MM. Macron et Poutine ont pleinement conscience de leur complémentarité sur le dossier du Haut-Karabagh.

On retrouve ce point de vue chez un certain nombre d’analystes, proches de l’opposition, qui trouvent le président français peu cohérent dans ses principes – demandant le départ du « dictateur » Loukachenko tout en faisant ami-ami avec l’« autocrate » Poutine. De la même manière, dans les rangs pro-Kremlin, on a observé avec circonspection la « tournée balte » de M. Macron. Pour Pavel Timofeïev, du Conseil russe pour les affaires internationales (RIAC), cet activisme – jusqu’aux mains tendues en direction de la Russie – vise en réalité à se redonner un peu de crédit sur la scène intérieure française et à contrebalancer les difficultés économiques et sanitaires, à un an et demi de la présidentielle. 

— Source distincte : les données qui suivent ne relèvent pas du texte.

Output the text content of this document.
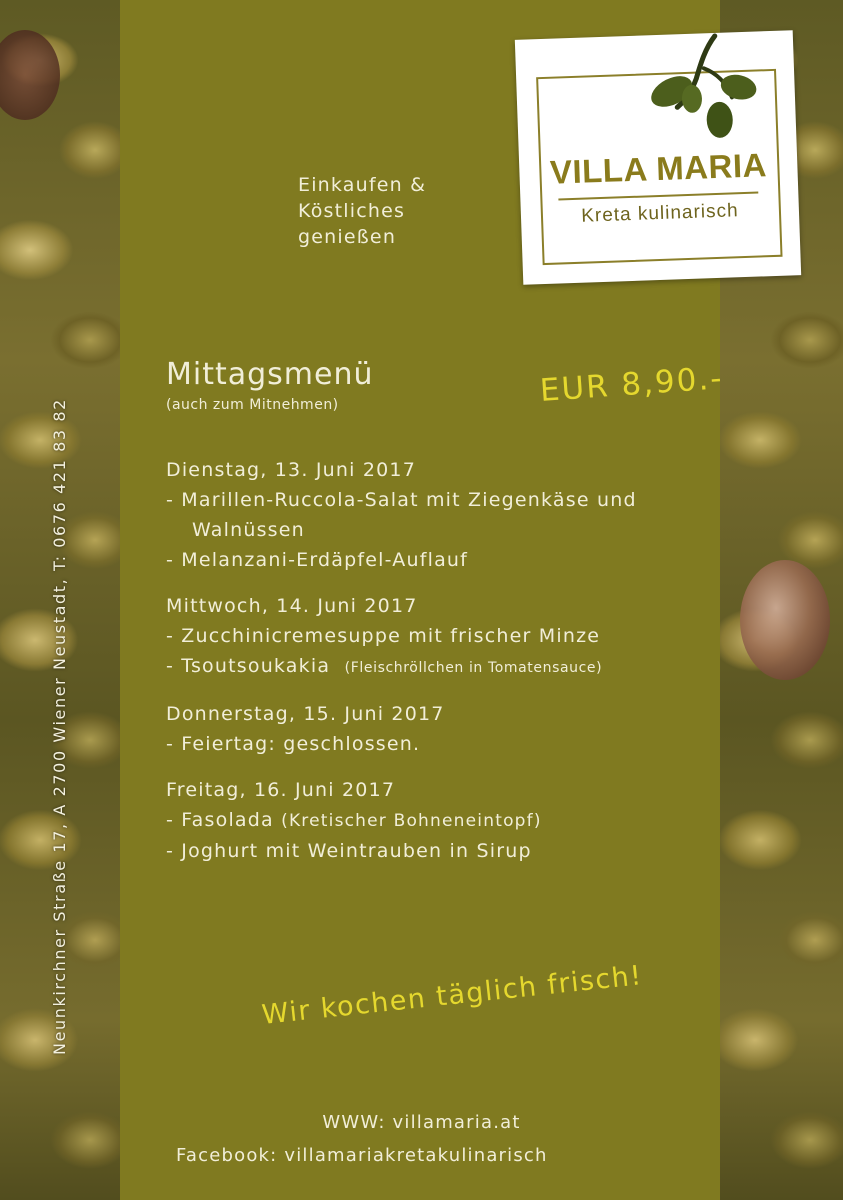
Neunkirchner Straße 17, A 2700 Wiener Neustadt, T: 0676 421 83 82
Einkaufen &
Köstliches
genießen
VILLA MARIA
Kreta kulinarisch
Mittagsmenü
(auch zum Mitnehmen)	EUR 8,90.-
Dienstag, 13. Juni 2017
- Marillen-Ruccola-Salat mit Ziegenkäse und Walnüssen
- Melanzani-Erdäpfel-Auflauf
Mittwoch, 14. Juni 2017
- Zucchinicremesuppe mit frischer Minze
- Tsoutsoukakia (Fleischröllchen in Tomatensauce)
Donnerstag, 15. Juni 2017
- Feiertag: geschlossen.
Freitag, 16. Juni 2017
- Fasolada (Kretischer Bohneneintopf)
- Joghurt mit Weintrauben in Sirup
Wir kochen täglich frisch!
WWW: villamaria.at
Facebook: villamariakretakulinarisch
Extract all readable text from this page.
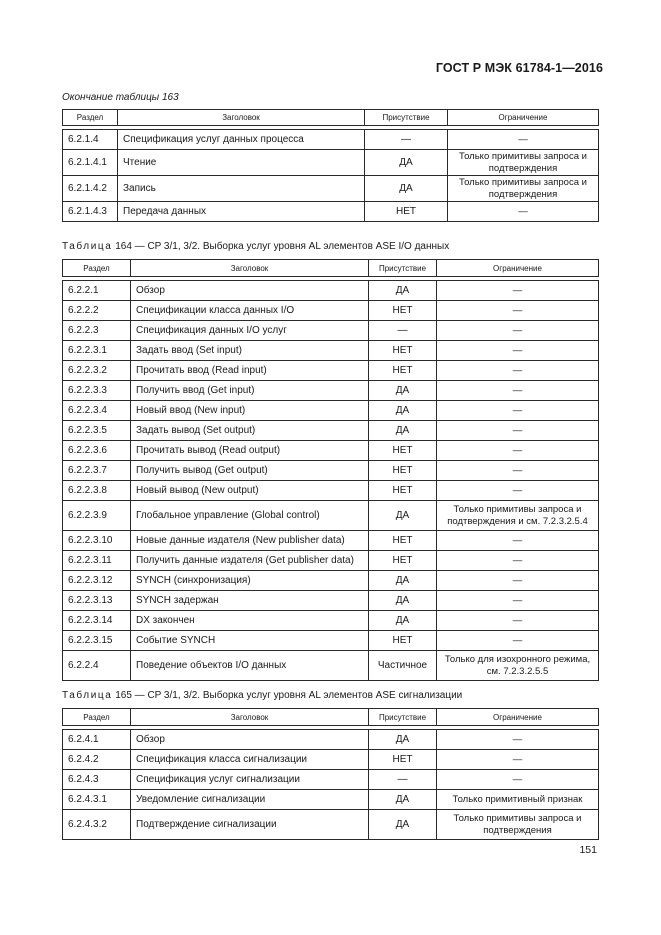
ГОСТ Р МЭК 61784-1—2016
Окончание таблицы 163
Раздел	Заголовок	Присутствие	Ограничение

6.2.1.4	Спецификация услуг данных процесса	—	—
6.2.1.4.1	Чтение	ДА	Только примитивы запроса и подтверждения
6.2.1.4.2	Запись	ДА	Только примитивы запроса и подтверждения
6.2.1.4.3	Передача данных	НЕТ	—
Таблица 164 — CP 3/1, 3/2. Выборка услуг уровня AL элементов ASE I/O данных
Раздел	Заголовок	Присутствие	Ограничение

6.2.2.1	Обзор	ДА	—
6.2.2.2	Спецификации класса данных I/O	НЕТ	—
6.2.2.3	Спецификация данных I/O услуг	—	—
6.2.2.3.1	Задать ввод (Set input)	НЕТ	—
6.2.2.3.2	Прочитать ввод (Read input)	НЕТ	—
6.2.2.3.3	Получить ввод (Get input)	ДА	—
6.2.2.3.4	Новый ввод (New input)	ДА	—
6.2.2.3.5	Задать вывод (Set output)	ДА	—
6.2.2.3.6	Прочитать вывод (Read output)	НЕТ	—
6.2.2.3.7	Получить вывод (Get output)	НЕТ	—
6.2.2.3.8	Новый вывод (New output)	НЕТ	—
6.2.2.3.9	Глобальное управление (Global control)	ДА	Только примитивы запроса и подтверждения и см. 7.2.3.2.5.4
6.2.2.3.10	Новые данные издателя (New publisher data)	НЕТ	—
6.2.2.3.11	Получить данные издателя (Get publisher data)	НЕТ	—
6.2.2.3.12	SYNCH (синхронизация)	ДА	—
6.2.2.3.13	SYNCH задержан	ДА	—
6.2.2.3.14	DX закончен	ДА	—
6.2.2.3.15	Событие SYNCH	НЕТ	—
6.2.2.4	Поведение объектов I/O данных	Частичное	Только для изохронного режима, см. 7.2.3.2.5.5
Таблица 165 — CP 3/1, 3/2. Выборка услуг уровня AL элементов ASE сигнализации
Раздел	Заголовок	Присутствие	Ограничение

6.2.4.1	Обзор	ДА	—
6.2.4.2	Спецификация класса сигнализации	НЕТ	—
6.2.4.3	Спецификация услуг сигнализации	—	—
6.2.4.3.1	Уведомление сигнализации	ДА	Только примитивный признак
6.2.4.3.2	Подтверждение сигнализации	ДА	Только примитивы запроса и подтверждения
151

Quoi qu’il en soit, les approches divergentes de la Russie entre Paris et les capitales baltes sont liées à la différence de leurs rapports historiques avec Moscou. Pour ces petits États du nord de l’Europe, la Russie a toujours été la puissance dominante menaçant leur indépendance ; pour la France, c’est un partenaire diplomatique et culturel. Cela explique qu’Emmanuel Macron n’ait pas hésité à appeler à nouveau Vladimir Poutine, le 30 septembre dans la soirée – cette fois, pour évoquer la situation dans le Haut-Karabagh.

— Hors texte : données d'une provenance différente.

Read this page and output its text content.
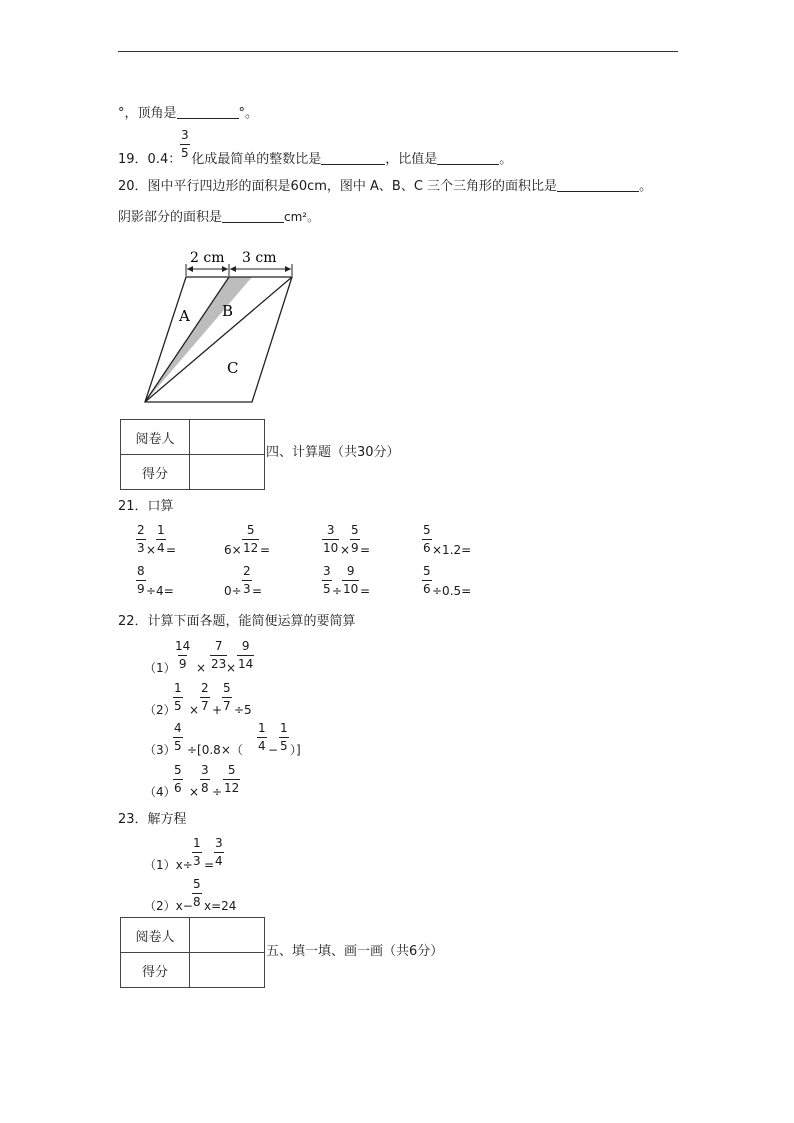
°，顶角是	°。
19．0.4： 化成最简单的整数比是	，比值是	。
$\frac{3}{5}$
20．图中平行四边形的面积是60cm，图中 A、B、C 三个三角形的面积比是	。
阴影部分的面积是	cm²。
2 cm 3 cm
A B
C
阅卷人	
得分	
四、计算题（共30分）
21．口算
$\frac{2}{3} \times \frac{1}{4}$ =	$6\times \frac{5}{12}$ =	$\frac{3}{10} \times \frac{5}{9}$ =	$\frac{5}{6} \times 1.2=$
$\frac{8}{9} \div 4=$	$0\div \frac{2}{3}$ =	$\frac{3}{5} \div \frac{9}{10}$ =	$\frac{5}{6} \div 0.5=$
22．计算下面各题，能简便运算的要简算
（1）
$\frac{14}{9} \times \frac{7}{23}$
× $\frac{9}{14}$
（2）
$\frac{1}{5} \times \frac{2}{7} + \frac{5}{7} \div 5$
（3）
$\frac{4}{5} \div[0.8\times( \frac{1}{4} - \frac{1}{5}$ ）]
（4）
$\frac{5}{6} \times \frac{3}{8} \div \frac{5}{12}$
23．解方程
$(1)x\div \frac{1}{3} = \frac{3}{4}$
$(2)x- \frac{5}{8} x=24$
阅卷人	
得分	
五、填一填、画一画（共6分）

Un civil examine un fragment de missile après le bombardement du village d’Ivanïan (Haut-Karabagh) par l’Azerbaïdjan, le 1er octobre 2020. Photo : Vakhram Bagdasaryan/Photolure/TASS

Coprésidente (avec la Russie et les États-Unis) du Groupe de Minsk chargé par l’OSCE, depuis 1992, de la médiation dans ce conflit entre l’Arménie et l’Azerbaïdjan, influencée par l’importante communauté arménienne installée sur son territoire ainsi que par la présence d’Erevan au sein de l’Organisation internationale de la francophonie, la France ne saurait rester les bras croisés alors que la situation menace de dégénérer dans le Caucase. Elle dispose toutefois de peu de leviers pour faire pression sur la Turquie, principal allié de l’Azerbaïdjan. Vladimir Poutine, au contraire, peut agir sur Recep Tayyip Erdoğan, mais entretient des relations compliquées avec le Premier ministre arménien, Nikol Pachinian. 

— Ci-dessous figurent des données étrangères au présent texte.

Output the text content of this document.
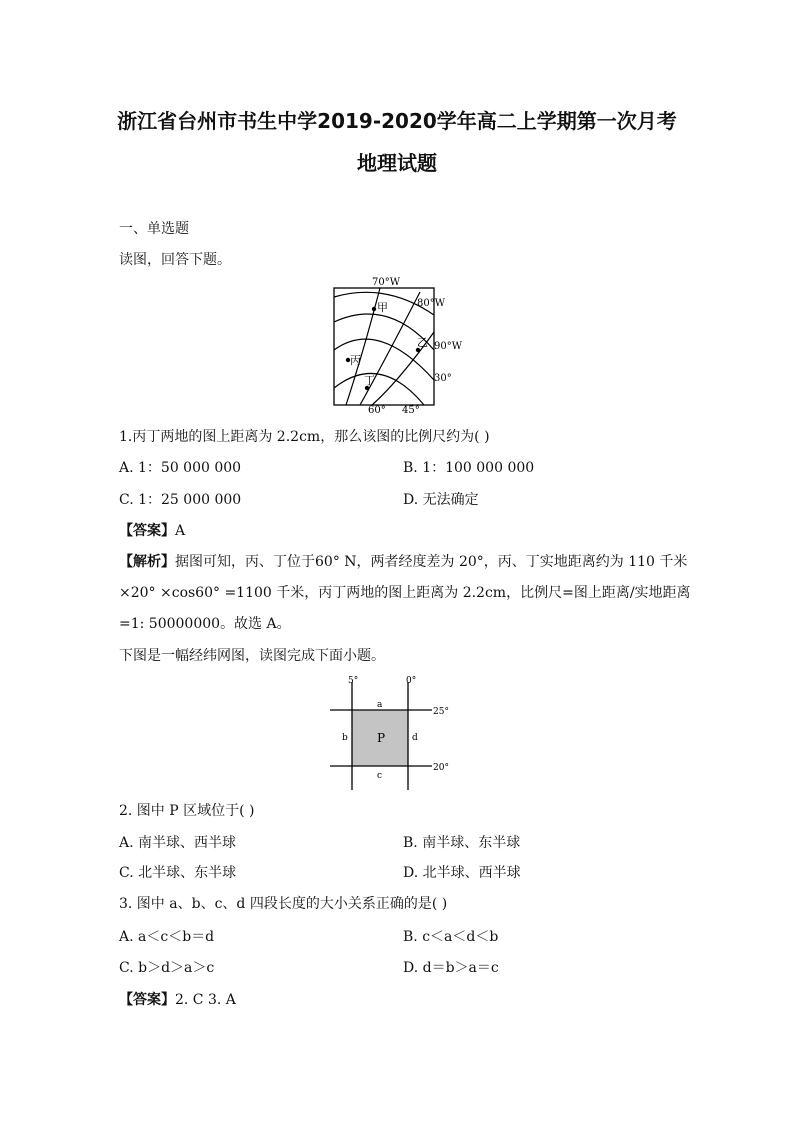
浙江省台州市书生中学2019-2020学年高二上学期第一次月考
地理试题
一、单选题
读图，回答下题。
70°W
80°W
90°W
30°
60° 45°
甲
乙
丙
丁
1.丙丁两地的图上距离为 2.2cm，那么该图的比例尺约为( )
A. 1：50 000 000	B. 1：100 000 000
C. 1：25 000 000	D. 无法确定
【答案】A
【解析】据图可知，丙、丁位于60° N，两者经度差为 20°，丙、丁实地距离约为 110 千米
×20° ×cos60° =1100 千米，丙丁两地的图上距离为 2.2cm，比例尺=图上距离/实地距离
=1: 50000000。故选 A。
下图是一幅经纬网图，读图完成下面小题。
5°	0°
25°
20°
a
b
c
d
P
2. 图中 P 区域位于( )
A. 南半球、西半球	B. 南半球、东半球
C. 北半球、东半球	D. 北半球、西半球
3. 图中 a、b、c、d 四段长度的大小关系正确的是( )
A. a＜c＜b＝d	B. c＜a＜d＜b
C. b＞d＞a＞c	D. d＝b＞a＝c
【答案】2. C 3. A
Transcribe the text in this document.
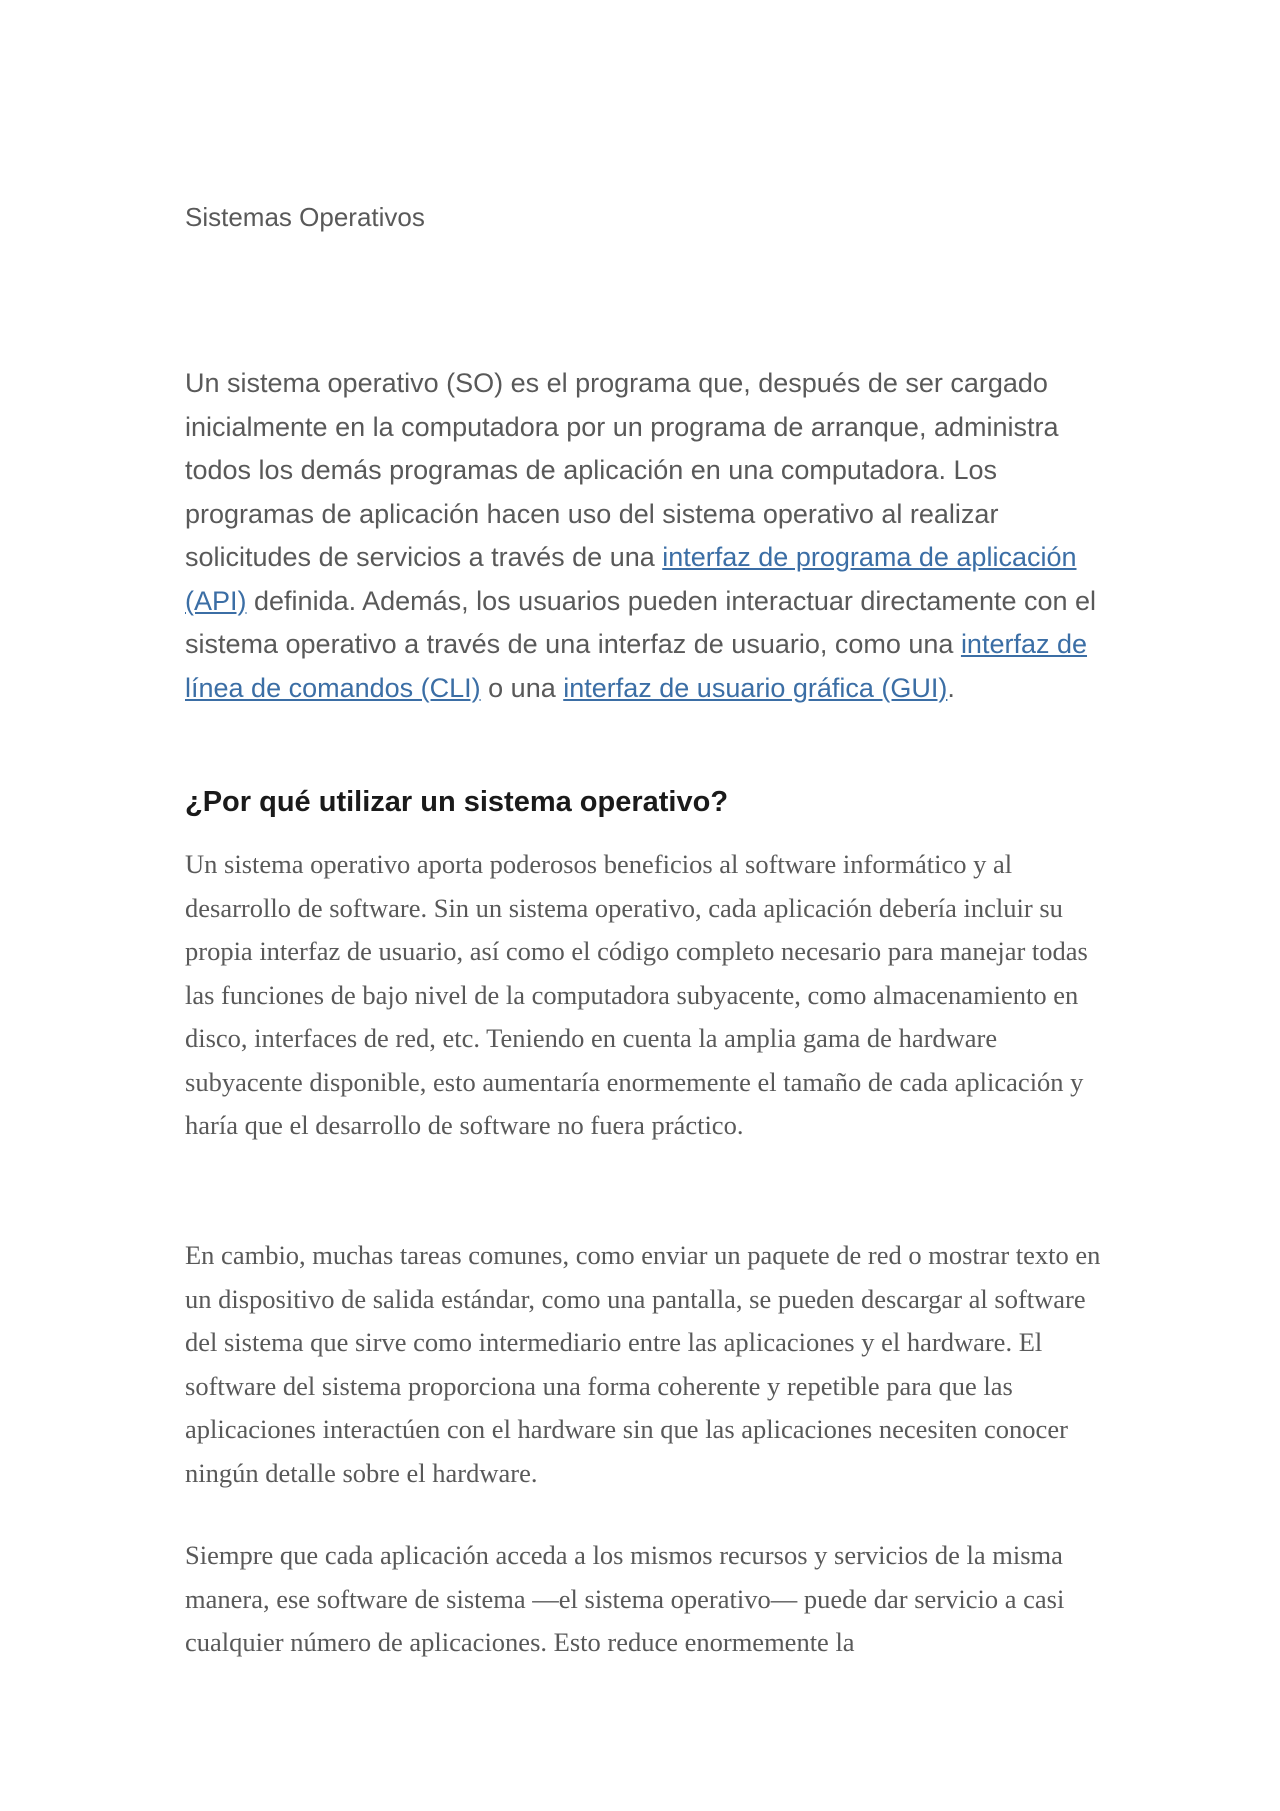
Sistemas Operativos

Un sistema operativo (SO) es el programa que, después de ser cargado inicialmente en la computadora por un programa de arranque, administra todos los demás programas de aplicación en una computadora. Los programas de aplicación hacen uso del sistema operativo al realizar solicitudes de servicios a través de una interfaz de programa de aplicación (API) definida. Además, los usuarios pueden interactuar directamente con el sistema operativo a través de una interfaz de usuario, como una interfaz de línea de comandos (CLI) o una interfaz de usuario gráfica (GUI).

¿Por qué utilizar un sistema operativo?

Un sistema operativo aporta poderosos beneficios al software informático y al desarrollo de software. Sin un sistema operativo, cada aplicación debería incluir su propia interfaz de usuario, así como el código completo necesario para manejar todas las funciones de bajo nivel de la computadora subyacente, como almacenamiento en disco, interfaces de red, etc. Teniendo en cuenta la amplia gama de hardware subyacente disponible, esto aumentaría enormemente el tamaño de cada aplicación y haría que el desarrollo de software no fuera práctico.

En cambio, muchas tareas comunes, como enviar un paquete de red o mostrar texto en un dispositivo de salida estándar, como una pantalla, se pueden descargar al software del sistema que sirve como intermediario entre las aplicaciones y el hardware. El software del sistema proporciona una forma coherente y repetible para que las aplicaciones interactúen con el hardware sin que las aplicaciones necesiten conocer ningún detalle sobre el hardware.

Siempre que cada aplicación acceda a los mismos recursos y servicios de la misma manera, ese software de sistema —el sistema operativo— puede dar servicio a casi cualquier número de aplicaciones. Esto reduce enormemente la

Preuve que les deux chefs d’État ont pleinement conscience de leur complémentarité sur le dossier, Vladimir Poutine n’a pas fait patienter son homologue et a promptement pris son appel, malgré l’heure relativement tardive à laquelle il lui était adressé. Et son service de presse a communiqué, dès la fin de l’entretien, vers minuit, sur la « sérieuse préoccupation » et la volonté commune des deux dirigeants de voir les belligérants « s’accorder rapidement sur un cessez-le-feu total et une désescalade des tensions ».